Die Auswirkungen dieses Gesetzes auf Handel, Gastronomie und Dienstleistung sind zum Teil gravierend. Die GoBD in Kombination mit dem Schreiben „BMF 2010“ greifen umfangreich in die organisatorischen Prozesse der Unternehmen ein. Der Staat hat ein hohes Interesse an der wirksamen Umsetzung, um Steuerschlupflöcher zu schließen. Wirtschaftsprüfer gehen von empfindlichen Strafen bei Verstößen gegen die Bestimmungen aus.

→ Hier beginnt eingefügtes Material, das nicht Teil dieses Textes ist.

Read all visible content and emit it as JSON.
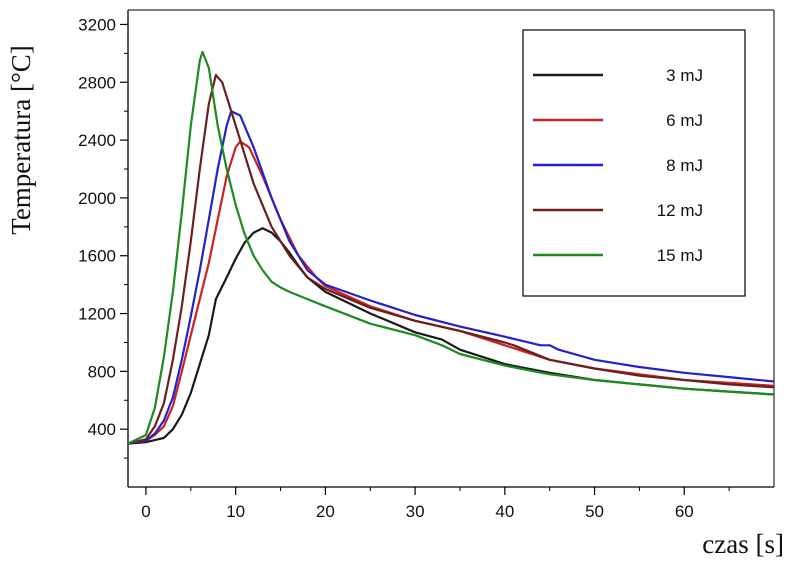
{
  "chart_data": {
    "type": "line",
    "title": "",
    "xlabel": "czas [s]",
    "ylabel": "Temperatura [°C]",
    "xlim": [
      -2,
      70
    ],
    "ylim": [
      0,
      3300
    ],
    "x_ticks": [
      0,
      10,
      20,
      30,
      40,
      50,
      60
    ],
    "x_tick_labels": [
      "0",
      "10",
      "20",
      "30",
      "40",
      "50",
      "60"
    ],
    "y_ticks": [
      400,
      800,
      1200,
      1600,
      2000,
      2400,
      2800,
      3200
    ],
    "y_tick_labels": [
      "400",
      "800",
      "1200",
      "1600",
      "2000",
      "2400",
      "2800",
      "3200"
    ],
    "grid": false,
    "legend_position": "top-right",
    "series": [
      {
        "name": "3 mJ",
        "color": "#1a1a1a",
        "points": [
          [
            -2,
            300
          ],
          [
            0,
            310
          ],
          [
            2,
            340
          ],
          [
            3,
            400
          ],
          [
            4,
            500
          ],
          [
            5,
            650
          ],
          [
            6,
            850
          ],
          [
            7,
            1050
          ],
          [
            7.8,
            1300
          ],
          [
            9,
            1450
          ],
          [
            10,
            1580
          ],
          [
            11,
            1690
          ],
          [
            12,
            1760
          ],
          [
            13,
            1790
          ],
          [
            14,
            1760
          ],
          [
            15,
            1700
          ],
          [
            16,
            1620
          ],
          [
            17,
            1530
          ],
          [
            18,
            1450
          ],
          [
            20,
            1350
          ],
          [
            25,
            1200
          ],
          [
            30,
            1070
          ],
          [
            33,
            1020
          ],
          [
            35,
            950
          ],
          [
            40,
            850
          ],
          [
            45,
            790
          ],
          [
            50,
            740
          ],
          [
            55,
            710
          ],
          [
            60,
            680
          ],
          [
            65,
            660
          ],
          [
            70,
            640
          ]
        ]
      },
      {
        "name": "6 mJ",
        "color": "#cc2222",
        "points": [
          [
            -2,
            300
          ],
          [
            0,
            320
          ],
          [
            1,
            360
          ],
          [
            2,
            420
          ],
          [
            3,
            560
          ],
          [
            4,
            800
          ],
          [
            5,
            1050
          ],
          [
            6,
            1300
          ],
          [
            7,
            1550
          ],
          [
            8,
            1850
          ],
          [
            9,
            2150
          ],
          [
            10,
            2350
          ],
          [
            10.5,
            2390
          ],
          [
            11.5,
            2350
          ],
          [
            13,
            2150
          ],
          [
            15,
            1850
          ],
          [
            17,
            1600
          ],
          [
            19,
            1450
          ],
          [
            20,
            1390
          ],
          [
            25,
            1250
          ],
          [
            30,
            1150
          ],
          [
            35,
            1080
          ],
          [
            40,
            980
          ],
          [
            45,
            880
          ],
          [
            50,
            820
          ],
          [
            55,
            780
          ],
          [
            60,
            740
          ],
          [
            65,
            720
          ],
          [
            70,
            700
          ]
        ]
      },
      {
        "name": "8 mJ",
        "color": "#2222cc",
        "points": [
          [
            -2,
            300
          ],
          [
            0,
            320
          ],
          [
            1,
            370
          ],
          [
            2,
            460
          ],
          [
            3,
            620
          ],
          [
            4,
            880
          ],
          [
            5,
            1180
          ],
          [
            6,
            1500
          ],
          [
            7,
            1850
          ],
          [
            8,
            2200
          ],
          [
            9,
            2500
          ],
          [
            9.5,
            2600
          ],
          [
            10.5,
            2570
          ],
          [
            12,
            2350
          ],
          [
            14,
            2000
          ],
          [
            16,
            1700
          ],
          [
            18,
            1500
          ],
          [
            20,
            1400
          ],
          [
            25,
            1290
          ],
          [
            30,
            1190
          ],
          [
            35,
            1110
          ],
          [
            40,
            1040
          ],
          [
            44,
            980
          ],
          [
            45,
            980
          ],
          [
            46,
            950
          ],
          [
            50,
            880
          ],
          [
            55,
            830
          ],
          [
            60,
            790
          ],
          [
            65,
            760
          ],
          [
            70,
            730
          ]
        ]
      },
      {
        "name": "12 mJ",
        "color": "#6b1f1f",
        "points": [
          [
            -2,
            300
          ],
          [
            0,
            330
          ],
          [
            1,
            420
          ],
          [
            2,
            580
          ],
          [
            3,
            880
          ],
          [
            4,
            1250
          ],
          [
            5,
            1700
          ],
          [
            6,
            2200
          ],
          [
            7,
            2650
          ],
          [
            7.8,
            2850
          ],
          [
            8.5,
            2800
          ],
          [
            10,
            2500
          ],
          [
            12,
            2100
          ],
          [
            14,
            1800
          ],
          [
            16,
            1600
          ],
          [
            18,
            1450
          ],
          [
            20,
            1370
          ],
          [
            25,
            1240
          ],
          [
            30,
            1150
          ],
          [
            35,
            1080
          ],
          [
            40,
            1000
          ],
          [
            41,
            980
          ],
          [
            45,
            880
          ],
          [
            50,
            820
          ],
          [
            55,
            770
          ],
          [
            60,
            740
          ],
          [
            65,
            710
          ],
          [
            70,
            690
          ]
        ]
      },
      {
        "name": "15 mJ",
        "color": "#1f8a1f",
        "points": [
          [
            -2,
            300
          ],
          [
            0,
            360
          ],
          [
            1,
            550
          ],
          [
            2,
            900
          ],
          [
            3,
            1350
          ],
          [
            4,
            1900
          ],
          [
            5,
            2500
          ],
          [
            6,
            2950
          ],
          [
            6.3,
            3010
          ],
          [
            7,
            2900
          ],
          [
            8,
            2500
          ],
          [
            9,
            2200
          ],
          [
            10,
            1950
          ],
          [
            11,
            1750
          ],
          [
            12,
            1600
          ],
          [
            13,
            1500
          ],
          [
            14,
            1420
          ],
          [
            15,
            1380
          ],
          [
            16,
            1350
          ],
          [
            18,
            1300
          ],
          [
            20,
            1250
          ],
          [
            25,
            1130
          ],
          [
            30,
            1050
          ],
          [
            33,
            980
          ],
          [
            35,
            920
          ],
          [
            40,
            840
          ],
          [
            45,
            780
          ],
          [
            50,
            740
          ],
          [
            55,
            710
          ],
          [
            60,
            680
          ],
          [
            65,
            660
          ],
          [
            70,
            640
          ]
        ]
      }
    ]
  }
}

Der Gesetzgeber stellt klar, dass durch Registrierkassen erstellte Kassenbelege automatisch der gesetzlichen Aufbewahrungspflicht unterliegen. Das betrifft vor allem Regelungen zur Aufbewahrung digitaler Unterlagen bei Bargeschäften und damit besonders Unternehmen des Einzelhandels. Außerdem spezifiziert das Gesetz die bereits vorher festgelegte Anforderung an die Unveränderbarkeit der Daten. Sie sind während der 10-jährigen Aufbewahrungsfrist vollständig, jederzeit verfügbar, unverzüglich lesbar und maschinell auswertbar aufzubewahren: „Die Reduzierung einer bereits bestehenden maschinellen Auswertbarkeit, beispielsweise durch Umwandlung des Dateiformats oder der Auswahl bestimmter Aufbewahrungsformen, ist nicht zulässig.“
Um die vom Gesetzgeber geforderte technische Unveränderbarkeit zu gewährleisten, ist ein Archivsystem nötig. Ein lokaler Kassenspeicher reicht dafür nicht aus, weil er kein Langzeitarchiv ist. Darüber hinaus muss auch das Archiv, in dem die Daten aufbewahrt werden, die gleichen Auswertungsmöglichkeiten wie das laufende Kassensystems vorhalten – ebenfalls über den gesamten Aufbewahrungszeitraum. Es geht dabei nicht nur um die Auffindbarkeit. Es müssen auch alle vorhandenen Kassendaten auswertbar sein. Das hat weitreichende Konsequenzen für Handelsunternehmen.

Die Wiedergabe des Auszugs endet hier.